Trump vs Hillary debate schedule
When Trump Meets Clinton, No TV Record in America Will Be Safe
“People are expecting a brawl,” says Allen Adamson, a former executive with the branding firm Landor Associates. “Nothing attracts viewers like a brawl.”
The Ali versus Frazier-level match-ups could rival the Super Bowl and bust the presidential-debate viewership record set by Ronald Reagan and Jimmy Carter in 1980. It’d be hard to imagine that happening if one of the contenders was, say, John Kasich, instead of a former reality-TV star with an arsenal of put-Twitter-in-overdrive bon mots. There are other factors, such as Clinton’s shot at becoming the first female commander-in-chief and the fact both are registering unheard of negative-favorability ratings. There’s irony in that — they’re so despised in some quarters they’re mesmerizing.
“It’s just got everything going for it,” says Jim Lehrer, the former PBS NewsHour anchor who moderated his 12th debate in 2012.

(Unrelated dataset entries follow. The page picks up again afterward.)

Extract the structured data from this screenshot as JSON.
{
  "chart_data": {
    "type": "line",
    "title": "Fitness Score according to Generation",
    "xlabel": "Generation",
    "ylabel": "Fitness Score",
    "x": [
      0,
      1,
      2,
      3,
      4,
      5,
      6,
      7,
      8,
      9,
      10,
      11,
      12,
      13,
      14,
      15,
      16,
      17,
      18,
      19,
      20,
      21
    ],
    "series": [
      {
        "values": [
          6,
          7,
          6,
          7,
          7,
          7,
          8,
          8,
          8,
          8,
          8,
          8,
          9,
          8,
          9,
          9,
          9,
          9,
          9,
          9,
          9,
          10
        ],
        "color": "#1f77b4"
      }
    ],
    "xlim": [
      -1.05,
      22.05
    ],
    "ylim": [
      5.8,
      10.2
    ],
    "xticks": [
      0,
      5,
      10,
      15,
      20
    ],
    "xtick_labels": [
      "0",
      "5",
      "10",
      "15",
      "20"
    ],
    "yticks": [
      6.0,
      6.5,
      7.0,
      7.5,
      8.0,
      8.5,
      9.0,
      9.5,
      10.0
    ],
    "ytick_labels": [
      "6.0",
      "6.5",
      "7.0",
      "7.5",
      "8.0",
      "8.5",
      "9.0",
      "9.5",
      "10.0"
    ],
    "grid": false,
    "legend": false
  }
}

Unlike primary debates, which are put on by media outlets, general-election battles are organized by the Commission on Presidential Debates, a bipartisan nonprofit. They’re supposed to be cerebral affairs, with live audiences of 600 to 1,000 people who are asked to refrain from booing or shouting, and who in the past have generally complied. Any network can run them at no cost.